At first I’m not recalling anything, and I apologize for drawing a blank. The sad truth is while I designed the game, I’d left for another game company before the music was laid in, so I’d never even heard the final product, and after all the testing I’d already done on it, I hadn’t felt inclined to play it since I’d already been through it dozens of times. The note simply wasn’t enough for me to go on.
Three months later, the archivist messages me again, but this time with a copy of the letter I’d originally written to Sanger on official New World Computing letterhead, and my signature is affixed to the bottom. It explicitly references the demo track that I’d mailed to The Fat Man.
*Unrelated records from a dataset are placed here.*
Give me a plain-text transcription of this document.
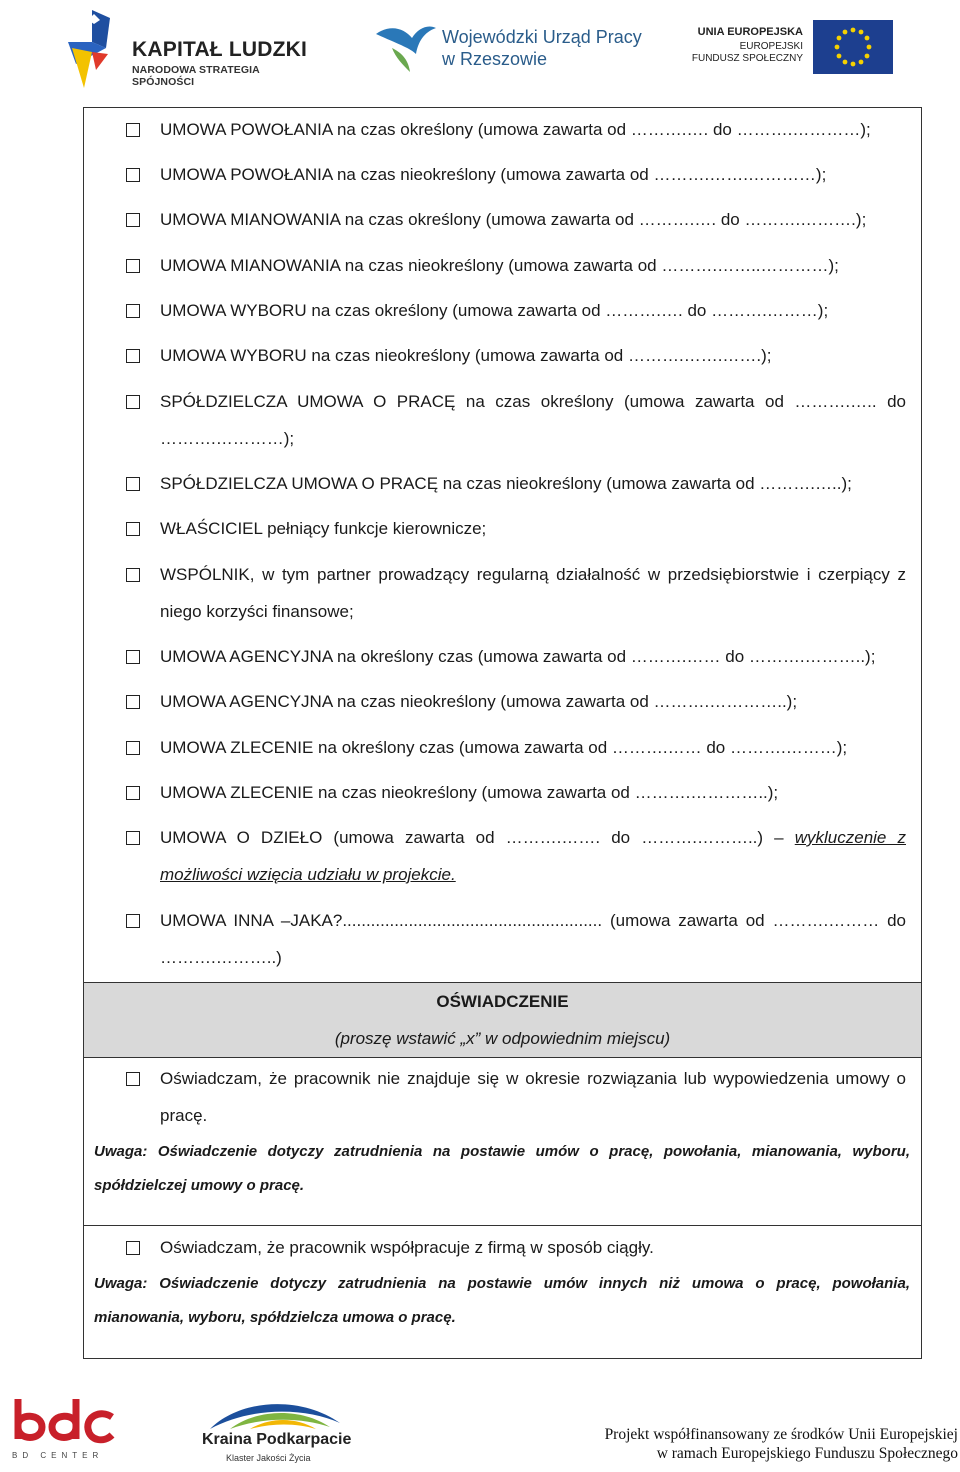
KAPITAŁ LUDZKI
NARODOWA STRATEGIA SPÓJNOŚCI
Wojewódzki Urząd Pracy
w Rzeszowie
UNIA EUROPEJSKA
EUROPEJSKI
FUNDUSZ SPOŁECZNY
UMOWA POWOŁANIA na czas określony (umowa zawarta od ……….…. do ……….…………);
UMOWA POWOŁANIA na czas nieokreślony (umowa zawarta od ……….…….…………);
UMOWA MIANOWANIA na czas określony (umowa zawarta od ……….…. do ……….……….);
UMOWA MIANOWANIA na czas nieokreślony (umowa zawarta od ……….……..…………);
UMOWA WYBORU na czas określony (umowa zawarta od ……….…. do ……….………);
UMOWA WYBORU na czas nieokreślony (umowa zawarta od ……….…….…….);
SPÓŁDZIELCZA UMOWA O PRACĘ na czas określony (umowa zawarta od ……….….. do ……….…………);
SPÓŁDZIELCZA UMOWA O PRACĘ na czas nieokreślony (umowa zawarta od ……….…..);
WŁAŚCICIEL pełniący funkcje kierownicze;
WSPÓLNIK, w tym partner prowadzący regularną działalność w przedsiębiorstwie i czerpiący z niego korzyści finansowe;
UMOWA AGENCYJNA na określony czas (umowa zawarta od ……….…… do ……….………..);
UMOWA AGENCYJNA na czas nieokreślony (umowa zawarta od ……….…………..);
UMOWA ZLECENIE na określony czas (umowa zawarta od ……….…… do ……….………);
UMOWA ZLECENIE na czas nieokreślony (umowa zawarta od ……….…………..);
UMOWA O DZIEŁO (umowa zawarta od ……….……. do ……….………..) – wykluczenie z możliwości wzięcia udziału w projekcie.
UMOWA INNA –JAKA?....................................................... (umowa zawarta od ……….……… do ……….………..)
OŚWIADCZENIE
(proszę wstawić „x” w odpowiednim miejscu)
Oświadczam, że pracownik nie znajduje się w okresie rozwiązania lub wypowiedzenia umowy o pracę.
Uwaga: Oświadczenie dotyczy zatrudnienia na postawie umów o pracę, powołania, mianowania, wyboru, spółdzielczej umowy o pracę.
Oświadczam, że pracownik współpracuje z firmą w sposób ciągły.
Uwaga: Oświadczenie dotyczy zatrudnienia na postawie umów innych niż umowa o pracę, powołania, mianowania, wyboru, spółdzielcza umowa o pracę.
BD CENTER
Kraina Podkarpacie
Klaster Jakości Życia
Projekt współfinansowany ze środków Unii Europejskiej
w ramach Europejskiego Funduszu Społecznego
EXHIBIT A - The letter to Sanger.
Along with the letter, he’s also provided a link this time to the song on YouTube. Quickly I race over there and have a listen, and the memory of writing it races back to me. While it’s dinky-sounding in its MT-32 arrangement — a pale shadow of the epic track I’d composed with a rack of synthesizers — it’s still unmistakably my tune. It had been published and distributed in a best-selling, award-winning game in 1992, and I had been absolutely oblivious to the fact.
What shape was Leon Russell’s DX7ii in? What year would that have been?